Spreadsheets are for winning fantasy sports leagues! Work...naw.....
I find you people very inspiring. I must admit to be using Excel for much more mundane purposes. Being a more visual person, I think I would do more of the crazy stuff in powerpoint. Can't wait to create my first love letter in powerpoint...
While I was in undergrad, I once took the CDC's annual "Health, United States" table of life expectancy and wrote a spreadsheet that would calculate the percentage of average life expectancy consumed to the present day, for a list of years of birth, and also how much each day of life was worth. Readers either found it really motivating or really demotivating.
Life is short, and getting shorter by the minute.
A spreadsheet of people I had to call for work over a one-week project. Another one for people willing to help out with my film projects.
I used to use one to track my wife's period :\
I won't be uploading that, though!
I've also used it to solve word puzzles (a letter in each cell, sorting and filtering using formulae), track my time while contracting (macros), household budgeting, inventory of items in the house when moving (sortable by type, room, destination room etc.)...
and many, MANY more!
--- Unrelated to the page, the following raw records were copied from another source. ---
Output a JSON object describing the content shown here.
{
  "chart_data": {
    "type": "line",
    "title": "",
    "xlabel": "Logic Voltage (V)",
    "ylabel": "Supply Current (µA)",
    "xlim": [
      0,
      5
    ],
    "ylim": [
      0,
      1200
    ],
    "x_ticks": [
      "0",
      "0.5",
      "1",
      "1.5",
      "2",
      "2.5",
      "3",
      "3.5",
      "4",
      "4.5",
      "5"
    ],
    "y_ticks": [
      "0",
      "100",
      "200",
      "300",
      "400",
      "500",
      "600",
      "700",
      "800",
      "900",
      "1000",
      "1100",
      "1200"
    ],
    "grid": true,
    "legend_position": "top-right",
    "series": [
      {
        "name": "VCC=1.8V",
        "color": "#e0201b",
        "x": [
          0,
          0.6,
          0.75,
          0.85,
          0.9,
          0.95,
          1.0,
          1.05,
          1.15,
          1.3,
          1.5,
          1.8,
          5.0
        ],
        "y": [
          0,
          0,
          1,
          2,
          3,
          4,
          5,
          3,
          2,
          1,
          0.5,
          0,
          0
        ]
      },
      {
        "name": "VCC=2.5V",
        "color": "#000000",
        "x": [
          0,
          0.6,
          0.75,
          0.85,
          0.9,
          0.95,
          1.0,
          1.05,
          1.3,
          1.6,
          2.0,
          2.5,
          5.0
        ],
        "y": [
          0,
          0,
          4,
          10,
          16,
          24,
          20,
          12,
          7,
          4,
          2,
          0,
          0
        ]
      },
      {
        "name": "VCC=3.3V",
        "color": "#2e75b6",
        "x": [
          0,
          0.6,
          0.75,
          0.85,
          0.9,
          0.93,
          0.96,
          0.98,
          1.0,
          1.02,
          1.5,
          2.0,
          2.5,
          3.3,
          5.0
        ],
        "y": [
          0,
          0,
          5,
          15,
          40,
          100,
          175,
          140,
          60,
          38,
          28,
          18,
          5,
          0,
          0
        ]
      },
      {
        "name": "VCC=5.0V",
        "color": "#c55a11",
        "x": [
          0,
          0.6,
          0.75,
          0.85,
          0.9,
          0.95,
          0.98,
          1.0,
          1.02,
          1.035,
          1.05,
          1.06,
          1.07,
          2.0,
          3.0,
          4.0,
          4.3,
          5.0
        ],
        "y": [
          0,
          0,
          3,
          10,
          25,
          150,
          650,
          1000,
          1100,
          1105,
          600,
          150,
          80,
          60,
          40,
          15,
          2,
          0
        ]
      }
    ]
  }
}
I can really identify with this project.
I've tracked almost every aspect of my life in spradsheets at one time or another, I graphed/pivoted/trended all of it. The 2 longest lasting ones are the household finances (into which I download my bank statements - before my bank went on-line I used TYPE PAGES OF THEM IN MANUALLY), and the lottery syndicate which I run for my colleagues at work (which tracks and anlyses members, contributions, winnings etc). But I've also tacked my weight, my collections, my running log (which would work out how long it was going to take me to run the equivalent distance from London to Auckland).
These days I get most of my fix at work, were I am in and out of excel virtually all day.
I love spreadsheets... I love the idea of a group of spreadsheet lovers.
How long have I been seeking thee fellow excel geeks! I started putting all my fianancial aid expenses into an excel spreadsheet in grad school then added up the whole cost of everything that had to do with school. Today I have a massive spreadsheet with the balances of every account I have historically going back 3 years with graphs showing when I put money in and when i took it out. I also update all my bank accounts at least twice a day while im in work cause im bored.
My friends think I'm a geek because I track my menstrual cycle in a spreadsheet. (I haven't told them about the books read Access database.) I've got nothing on you people! I've also got a long way to go...
I have one for movies, combining IMDb top 250 lists from various days, Videohound's list of 4-bone films, Maltin's list of 4-stars, Oscar winners, which are in the U.S. National Registry, etc., all of course with columns for if the film is available at the local library, if I've seen it, and what I thought of it.
What I'm finding is that I find the IMDb lists most consistently interesting. I've also found that Leonard Maltin has a strong aversion to violence and a tendency to rate a film lower than most other critics if it downplays the importance of family (q.v. his ratings of The Shining, The Godfather, and Goodfellas).
A lot of software developer / old-school-unix geeks have a bit of an allergy to excel...old school tab-delimited text files it is for us! With a quick perl script to do anything else we want.
Actually, one thing I should try to get ready for a public release is k/db, which is essentially a one-table spreadsheet-ish display, that automatigically generates a UI for adding or editing rows of data, with different UI HTML widgets.